GOT TRAFFIC CONGESTION? GET IN LINE
see Keith Gessen’s article “Stuck” in the August 2nd issue of The New Yorker
If you think traffic in Miami, New York, Paris, Mexico, and L.A. is bad, you haven’t tried to drive in Moscow, where the number of cars increased six-fold between 1991 and 2009. The city’s driving conditions bring to mind two pieces of 20th century literature (a time before things got really bad): “Highway of the South, “ a 1964 story by Julio Cortazar that describes how people returning to Paris from a long weekend accommodate themselves to a massive traffic jam by eventually forgetting that they were ever going anywhere. A Brezhnev-era novella by Vladiir Sorokin called “The Queue” has people waiting to buy something (not even they know what any longer) in a line so long and complex, that they begin to live in it.
“No city has ever constructed itself out of congestion. It’s impossible,” says transportation expert Cukan Vuchic of the University of Pennsylvania. In Moscow, post-Soviet development exploded as the population swelled with refugees from rural Russia, the Central Asian states, and Ukraine escaping poverty and from the Caucasus escaping the war. All of them wanted cars. The city fathers, believing that “planning was for Socialists” embraced a no-planning posture and figured, under capitalism, the market would take care of everything. At first, “Moscow filled up with kiosks and flimsy freestanding grocery stores, and little old ladies selling socks.
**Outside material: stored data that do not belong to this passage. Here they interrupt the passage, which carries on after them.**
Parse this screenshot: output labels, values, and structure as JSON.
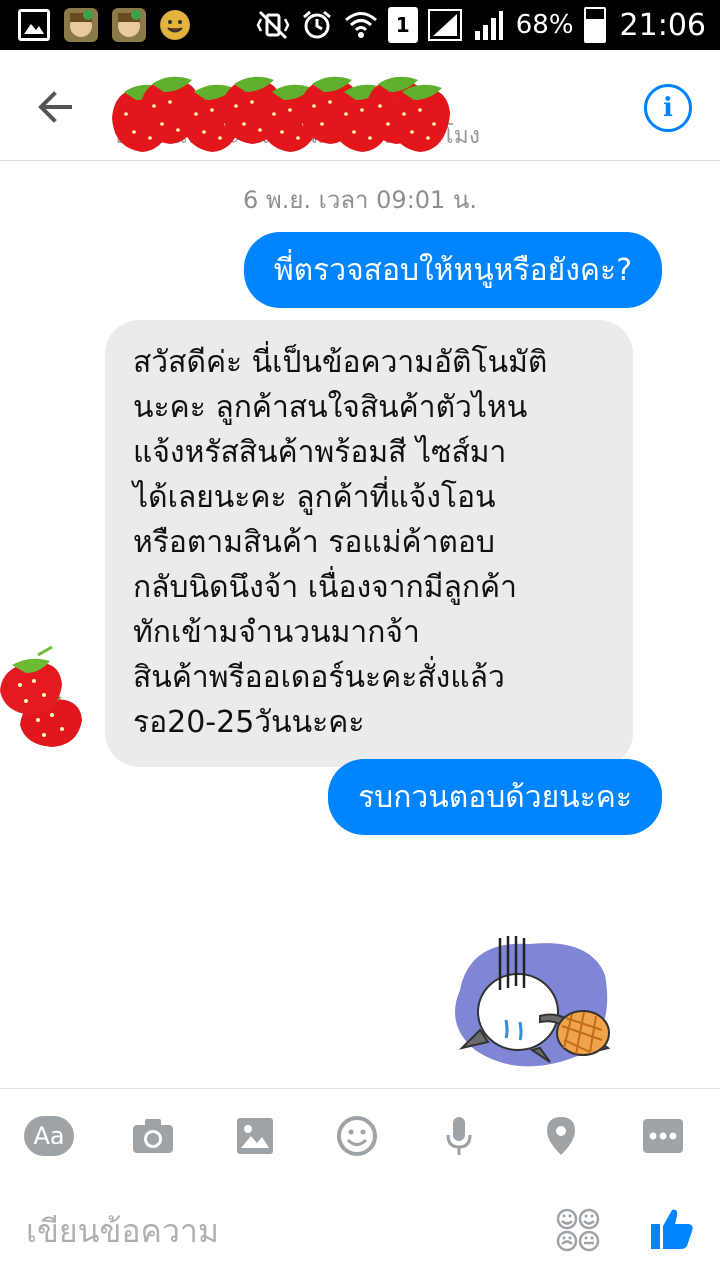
{
  "status_bar": {
    "battery_percent": "68%",
    "battery_level": 0.68,
    "sim_slot": "1",
    "time": "21:06",
    "icons": [
      "gallery-icon",
      "app-avatar-icon",
      "app-avatar-icon",
      "emoji-face-icon",
      "vibrate-mute-icon",
      "alarm-icon",
      "wifi-icon",
      "sim-icon",
      "signal-icon",
      "signal-icon",
      "battery-charging-icon"
    ]
  },
  "header": {
    "back_icon": "arrow-left-icon",
    "subtitle_visible": "บกติดแล้วจะ  กลับในเวลา  ไม่กี่ชั่วโมง",
    "info_label": "i",
    "accent_color": "#0084ff"
  },
  "conversation": {
    "timestamp": "6 พ.ย. เวลา 09:01 น.",
    "messages": [
      {
        "direction": "outgoing",
        "text": "พี่ตรวจสอบให้หนูหรือยังคะ?"
      },
      {
        "direction": "incoming",
        "lines": [
          "สวัสดีค่ะ นี่เป็นข้อความอัติโนมัติ",
          "นะคะ ลูกค้าสนใจสินค้าตัวไหน",
          "แจ้งหรัสสินค้าพร้อมสี ไซส์มา",
          "ได้เลยนะคะ ลูกค้าที่แจ้งโอน",
          "หรือตามสินค้า รอแม่ค้าตอบ",
          "กลับนิดนึงจ้า เนื่องจากมีลูกค้า",
          "ทักเข้ามจำนวนมากจ้า",
          "สินค้าพรีออเดอร์นะคะสั่งแล้ว",
          "รอ20-25วันนะคะ"
        ]
      },
      {
        "direction": "outgoing",
        "text": "รบกวนตอบด้วยนะคะ"
      }
    ]
  },
  "composer": {
    "aa_label": "Aa",
    "tools": [
      "camera-icon",
      "image-icon",
      "emoji-icon",
      "microphone-icon",
      "location-pin-icon",
      "more-icon"
    ],
    "placeholder": "เขียนข้อความ",
    "like_icon": "thumbs-up-icon"
  }
}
Eventually, these were replaced by office buildings and megastores and even luxury condominiums; the spaces once reserved for new roads or metro stations were given over to construction…. The first great post-Soviet fortune, after all, was made not from oil or gas or nickel. That came later. It was made when Boris Beresovsky, a mathematician and game theorist, started selling cars.”
In the August 2nd issue of The New Yorker, writer Keith Gessen’s article “Stuck” describes the socio/political and economic forces that have brought Moscow to the brink of transportational collapse. He quotes Mikhail Blinkin, a traffic expert and classic dissident (the Saharov of traffic) who spent nearly twenty years at two Soviet research institutes devoted to “urban planning” and in 1990 started a private think tank on traffic: “Eventually, Moscow will simply cease to function as a city…. Some people will live in one neighborhood, and others will live in a different neighborhood, and that will be fine, except they won’t be able to get from one neighborhood to the other.” Blinkin sees Moscow’s traffic and parking troubles as, “a symbol of the city’s general lack of legal and planning culture.”
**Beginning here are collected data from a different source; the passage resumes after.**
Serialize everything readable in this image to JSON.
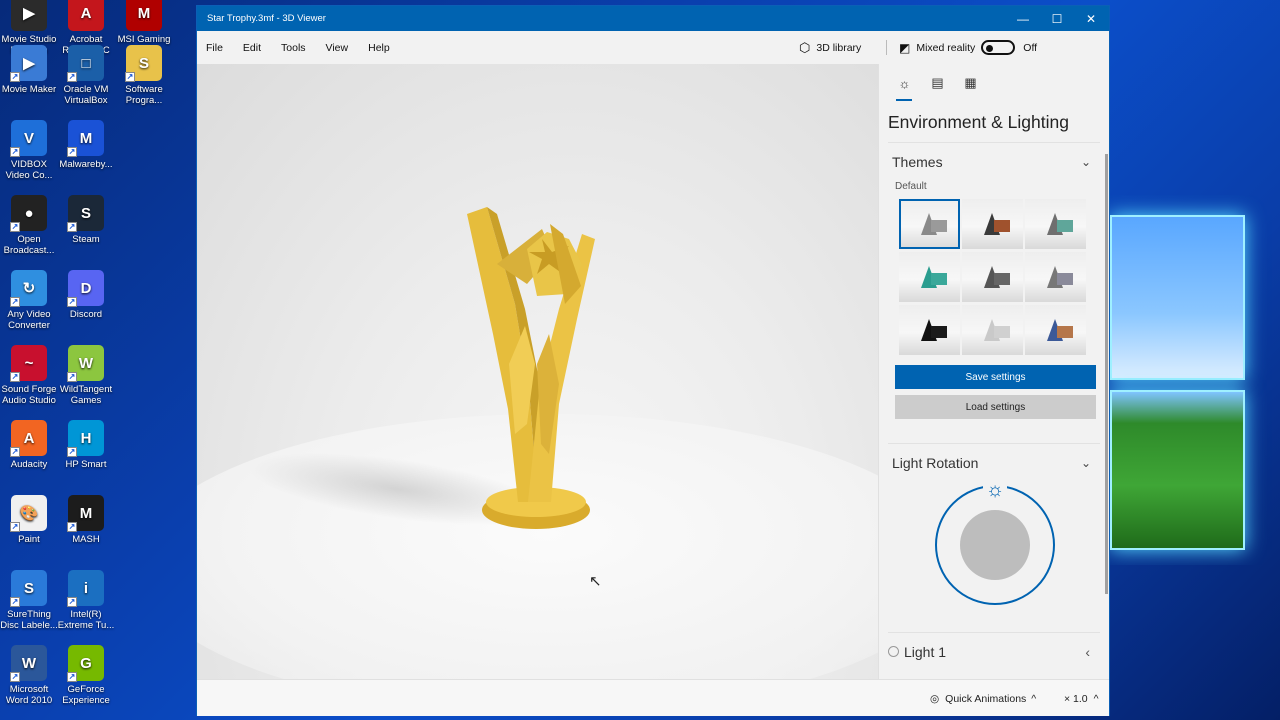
{
  "desktop": {
    "icons": [
      {
        "label": "Movie Studio Platinum 13...",
        "color": "#2b2b2b",
        "glyph": "▶"
      },
      {
        "label": "Acrobat Reader DC",
        "color": "#c4161c",
        "glyph": "A"
      },
      {
        "label": "MSI Gaming APP",
        "color": "#b00000",
        "glyph": "M"
      },
      {
        "label": "Movie Maker",
        "color": "#3a7bd5",
        "glyph": "▶"
      },
      {
        "label": "Oracle VM VirtualBox",
        "color": "#1b5fa8",
        "glyph": "□"
      },
      {
        "label": "Software Progra...",
        "color": "#e8c24a",
        "glyph": "S"
      },
      {
        "label": "VIDBOX Video Co...",
        "color": "#1e6fd9",
        "glyph": "V"
      },
      {
        "label": "Malwareby...",
        "color": "#1a52d6",
        "glyph": "M"
      },
      {
        "label": "Open Broadcast...",
        "color": "#222222",
        "glyph": "●"
      },
      {
        "label": "Steam",
        "color": "#1b2838",
        "glyph": "S"
      },
      {
        "label": "Any Video Converter",
        "color": "#2f8fe0",
        "glyph": "↻"
      },
      {
        "label": "Discord",
        "color": "#5865f2",
        "glyph": "D"
      },
      {
        "label": "Sound Forge Audio Studio",
        "color": "#c8102e",
        "glyph": "~"
      },
      {
        "label": "WildTangent Games",
        "color": "#8cc63f",
        "glyph": "W"
      },
      {
        "label": "Audacity",
        "color": "#f26522",
        "glyph": "A"
      },
      {
        "label": "HP Smart",
        "color": "#0096d6",
        "glyph": "H"
      },
      {
        "label": "Paint",
        "color": "#f0f0f0",
        "glyph": "🎨"
      },
      {
        "label": "MASH",
        "color": "#1c1c1c",
        "glyph": "M"
      },
      {
        "label": "SureThing Disc Labele...",
        "color": "#2a7ad9",
        "glyph": "S"
      },
      {
        "label": "Intel(R) Extreme Tu...",
        "color": "#1b6fc1",
        "glyph": "i"
      },
      {
        "label": "Microsoft Word 2010",
        "color": "#2b579a",
        "glyph": "W"
      },
      {
        "label": "GeForce Experience",
        "color": "#76b900",
        "glyph": "G"
      }
    ]
  },
  "window": {
    "title": "Star Trophy.3mf - 3D Viewer",
    "controls": {
      "minimize": "—",
      "maximize": "☐",
      "close": "✕"
    }
  },
  "menu": {
    "items": [
      "File",
      "Edit",
      "Tools",
      "View",
      "Help"
    ],
    "library_label": "3D library",
    "mixed_reality_label": "Mixed reality",
    "mixed_reality_state": "Off"
  },
  "panel": {
    "title": "Environment & Lighting",
    "themes": {
      "heading": "Themes",
      "default_label": "Default",
      "thumbs": [
        {
          "cone": "#8a8a8a",
          "box": "#9a9a9a"
        },
        {
          "cone": "#3a3a3a",
          "box": "#a0522d"
        },
        {
          "cone": "#6f6f6f",
          "box": "#5fa69a"
        },
        {
          "cone": "#2a9d8f",
          "box": "#3aa89a"
        },
        {
          "cone": "#555555",
          "box": "#666666"
        },
        {
          "cone": "#777777",
          "box": "#8a8a9a"
        },
        {
          "cone": "#111111",
          "box": "#1a1a1a"
        },
        {
          "cone": "#c9c9c9",
          "box": "#d0d0d0"
        },
        {
          "cone": "#3b5998",
          "box": "#b5764a"
        }
      ]
    },
    "save_label": "Save settings",
    "load_label": "Load settings",
    "light_rotation": {
      "heading": "Light Rotation"
    },
    "light1_label": "Light 1"
  },
  "status": {
    "quick_animations": "Quick Animations",
    "speed": "× 1.0"
  },
  "colors": {
    "accent": "#0063b1",
    "trophy": "#e8c24a"
  }
}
There are three main factors that determine a city’s traffic, explains Yukio Hatoyama, a traffic engineer who teaches at Moscow State University (and the son of the former prime minister of Japan): 1) Driver behavior – Do drivers care if they enter an intersection before a light turns red and there’s a chance they’ll get stuck and create gridlock? 2) The organization of the roads – radial or gridded – and how well that organization is maintained; 3) The social system, as it is reflected on the roads—are there different rules for different drivers (i.e. do the elite get a free pass to put on sirens and charge through)? Hatoyama remarks that the other place that functions in Moscow’s feudal way is China.
In gridded cities, like New York, there are two tiers: a street tier, on which pedestrians are primary and cars secondary; and a freeway tier, where cars rule and there are no pedestrians at all, Moscow has a radial system that, unlike Washington DC’s, for example, simply doesn’t work. Moscow’s (three) rings are interrupted by drivers pulling on and off from side roads to outlet malls, making the beltways into wider thoroughfares-cum-parking lots (there are some streets in the city center as wide as five lanes in each direction and still perpetually clogged).
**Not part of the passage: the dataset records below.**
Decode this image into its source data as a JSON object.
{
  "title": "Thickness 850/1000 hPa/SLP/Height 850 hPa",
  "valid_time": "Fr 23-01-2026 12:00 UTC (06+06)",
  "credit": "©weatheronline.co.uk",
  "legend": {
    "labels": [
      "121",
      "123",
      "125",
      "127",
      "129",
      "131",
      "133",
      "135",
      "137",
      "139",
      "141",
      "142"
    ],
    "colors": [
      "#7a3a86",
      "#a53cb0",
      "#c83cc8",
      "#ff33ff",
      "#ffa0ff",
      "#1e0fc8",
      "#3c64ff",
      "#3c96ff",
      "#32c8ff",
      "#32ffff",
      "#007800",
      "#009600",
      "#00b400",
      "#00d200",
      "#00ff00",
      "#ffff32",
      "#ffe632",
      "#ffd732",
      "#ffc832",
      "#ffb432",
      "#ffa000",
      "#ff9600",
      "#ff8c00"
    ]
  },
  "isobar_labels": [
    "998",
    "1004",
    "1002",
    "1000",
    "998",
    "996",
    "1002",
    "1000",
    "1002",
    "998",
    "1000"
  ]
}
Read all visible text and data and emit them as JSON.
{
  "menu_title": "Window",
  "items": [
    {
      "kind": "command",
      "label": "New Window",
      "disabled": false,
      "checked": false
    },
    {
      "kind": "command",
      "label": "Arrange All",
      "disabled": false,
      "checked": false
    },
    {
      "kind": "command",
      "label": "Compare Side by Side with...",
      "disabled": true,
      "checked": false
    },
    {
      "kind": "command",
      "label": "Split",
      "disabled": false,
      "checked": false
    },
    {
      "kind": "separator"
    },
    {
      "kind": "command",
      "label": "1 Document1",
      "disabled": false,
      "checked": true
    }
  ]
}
Parking in Moscow is no less problematic than traffic. Cars are parked everywhere – from roads to sidewalks, the parking authority is corrupt, and enforcement of existing laws is lax. “Try parking on the sidewalk in Munich or Boston.” says Cukan Vuchic. He recalls how, years ago, “You would go to Salzburg to look a the Mozart statue, but you couldn’t see it, because Salzburg was a big parking lot. The Austrians have since take care of the problem with zoning, signage, and enforcement.”
Over the last few years, Moscow drivers have become one of the city’s most active social groups, Keith Gessen tells us. They have organizied to eliminate the corrupt meter maids and are lobbying for more roads. “Car owner” is the one social category that has actually been created in Russia in the past twenty years, as opposed to all the social categories that have been destroyed. “Perhaps this is the emergence, finally, of a propertied, stockholding – and frustrated, selfish, neurotic – middle class.”